Title: All Souls' Day

Artist: Witold Pruszkowski

Medium: Oil on Canvas

Size: tbd

Date: 1888

Location: National Museum, Warsaw.


In Western Christianity, All Souls’ Day commemorates the faithful departed. The Roman Catholic celebration is associated with the doctrine that the souls of the faithful who at death had not yet attained full sanctification and moral perfection, a requirement for entrance into Heaven, may be helped to do so by prayer and by the sacrifice of the Mass.
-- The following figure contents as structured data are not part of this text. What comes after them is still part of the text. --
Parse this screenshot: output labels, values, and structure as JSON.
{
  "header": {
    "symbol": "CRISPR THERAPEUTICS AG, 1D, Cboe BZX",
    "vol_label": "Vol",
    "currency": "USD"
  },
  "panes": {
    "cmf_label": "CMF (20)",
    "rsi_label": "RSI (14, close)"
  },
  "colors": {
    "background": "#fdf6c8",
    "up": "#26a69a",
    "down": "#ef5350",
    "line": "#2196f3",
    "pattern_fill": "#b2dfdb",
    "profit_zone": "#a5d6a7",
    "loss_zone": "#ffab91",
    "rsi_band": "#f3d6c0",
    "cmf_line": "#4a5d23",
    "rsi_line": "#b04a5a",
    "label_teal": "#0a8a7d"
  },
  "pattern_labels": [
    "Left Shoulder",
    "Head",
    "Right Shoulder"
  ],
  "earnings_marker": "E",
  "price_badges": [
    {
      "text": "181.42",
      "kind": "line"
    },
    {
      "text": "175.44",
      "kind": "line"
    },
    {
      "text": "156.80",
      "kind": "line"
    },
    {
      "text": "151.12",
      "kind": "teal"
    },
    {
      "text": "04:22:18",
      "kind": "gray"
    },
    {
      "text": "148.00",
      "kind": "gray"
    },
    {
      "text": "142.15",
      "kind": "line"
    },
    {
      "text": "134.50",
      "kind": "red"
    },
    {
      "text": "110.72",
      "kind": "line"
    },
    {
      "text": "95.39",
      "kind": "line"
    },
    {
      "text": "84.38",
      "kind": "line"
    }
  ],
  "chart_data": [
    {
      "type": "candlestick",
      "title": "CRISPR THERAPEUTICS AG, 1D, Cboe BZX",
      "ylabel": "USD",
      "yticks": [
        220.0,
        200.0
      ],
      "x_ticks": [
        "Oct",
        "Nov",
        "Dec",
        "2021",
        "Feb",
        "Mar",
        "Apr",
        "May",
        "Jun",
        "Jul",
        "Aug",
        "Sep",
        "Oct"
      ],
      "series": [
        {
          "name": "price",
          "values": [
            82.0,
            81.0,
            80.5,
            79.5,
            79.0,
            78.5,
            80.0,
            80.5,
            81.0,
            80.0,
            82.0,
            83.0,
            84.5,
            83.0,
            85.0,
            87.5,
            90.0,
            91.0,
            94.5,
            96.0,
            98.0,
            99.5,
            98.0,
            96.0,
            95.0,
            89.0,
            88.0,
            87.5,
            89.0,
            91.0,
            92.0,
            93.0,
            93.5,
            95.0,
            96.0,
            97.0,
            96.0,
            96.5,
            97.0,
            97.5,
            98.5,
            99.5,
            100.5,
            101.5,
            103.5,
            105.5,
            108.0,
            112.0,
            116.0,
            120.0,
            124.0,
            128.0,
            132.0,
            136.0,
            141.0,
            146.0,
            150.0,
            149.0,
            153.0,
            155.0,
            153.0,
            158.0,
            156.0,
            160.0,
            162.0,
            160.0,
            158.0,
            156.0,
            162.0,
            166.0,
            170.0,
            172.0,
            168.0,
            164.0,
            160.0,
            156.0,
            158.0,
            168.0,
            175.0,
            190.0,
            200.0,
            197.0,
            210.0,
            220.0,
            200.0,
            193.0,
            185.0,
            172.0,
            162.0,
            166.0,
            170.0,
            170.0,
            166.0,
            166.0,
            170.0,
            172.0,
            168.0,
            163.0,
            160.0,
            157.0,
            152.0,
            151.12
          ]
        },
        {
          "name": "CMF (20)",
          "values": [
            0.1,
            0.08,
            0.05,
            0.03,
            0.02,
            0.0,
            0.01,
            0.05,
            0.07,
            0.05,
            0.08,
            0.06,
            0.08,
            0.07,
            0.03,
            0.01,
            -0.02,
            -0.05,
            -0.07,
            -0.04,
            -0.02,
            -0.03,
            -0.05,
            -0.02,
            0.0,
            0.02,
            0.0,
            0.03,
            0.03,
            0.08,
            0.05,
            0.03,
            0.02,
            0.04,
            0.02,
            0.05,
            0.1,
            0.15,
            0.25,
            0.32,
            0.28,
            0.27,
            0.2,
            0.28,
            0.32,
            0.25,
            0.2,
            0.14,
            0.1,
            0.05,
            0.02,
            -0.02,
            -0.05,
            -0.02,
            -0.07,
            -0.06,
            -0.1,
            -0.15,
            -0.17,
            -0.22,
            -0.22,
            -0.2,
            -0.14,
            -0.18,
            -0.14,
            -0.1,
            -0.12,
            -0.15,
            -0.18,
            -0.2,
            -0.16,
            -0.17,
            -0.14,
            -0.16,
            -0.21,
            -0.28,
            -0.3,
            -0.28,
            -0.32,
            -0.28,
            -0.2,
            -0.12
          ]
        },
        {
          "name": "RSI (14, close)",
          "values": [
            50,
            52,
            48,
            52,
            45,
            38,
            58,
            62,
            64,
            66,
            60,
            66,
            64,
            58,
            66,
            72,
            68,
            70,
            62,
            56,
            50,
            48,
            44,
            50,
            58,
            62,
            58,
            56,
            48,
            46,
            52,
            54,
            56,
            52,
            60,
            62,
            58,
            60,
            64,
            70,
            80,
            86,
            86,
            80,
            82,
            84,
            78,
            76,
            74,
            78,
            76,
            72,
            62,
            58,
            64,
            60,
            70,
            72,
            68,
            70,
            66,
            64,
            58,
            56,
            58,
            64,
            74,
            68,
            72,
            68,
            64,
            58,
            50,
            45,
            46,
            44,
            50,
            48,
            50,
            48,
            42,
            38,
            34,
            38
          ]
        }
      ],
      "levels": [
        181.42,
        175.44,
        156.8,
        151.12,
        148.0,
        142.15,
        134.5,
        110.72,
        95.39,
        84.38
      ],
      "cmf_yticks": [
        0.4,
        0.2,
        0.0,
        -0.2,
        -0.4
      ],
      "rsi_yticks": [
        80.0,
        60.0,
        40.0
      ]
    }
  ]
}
Traditionally, those observing All Souls’ day would attend the cemetery to visit, bless and decorate the graves. Loved ones often offer a spray of flowers or lighted candles. The lighted candles signify that the love, hope and joy they shared with departed shall be kept forever burning.


Pruszkowski’s haunting painting captures the both the ethereal otherworldliness of the cemetery, and the plaintive loss depicted on the young woman’s face. Rendered as though the viewer has interrupted a private moment of reflection, her eyes – wide - speak to us even through the diffuse light of the scene. Only a single candle burns. Faint, but resolute.


Witold Pruszkowski (1846 РOctober 10, 1896) was a Polish painter and draughtsman. He lived his youth in Odessa and Kiev, but later went to Paris where he served an apprenticeship under the renowned portrait painter Tadeusz Gorecki. He continued his studies in Munich and then Kraków under Jan Matejko. Though starting his career as a portrait painter, Pruszkowski later moved to painting subject matter with legend, fable, of folk-tale themes. The visionary element in these works draw their inspiration from the writings of the great Polish Romantic poets, in particular Juliusz Slowacki and Zygmunt Krasinski, and constitute a compelling link between Pruszkowski and the painters of the Young Poland (Mloda Polska) group.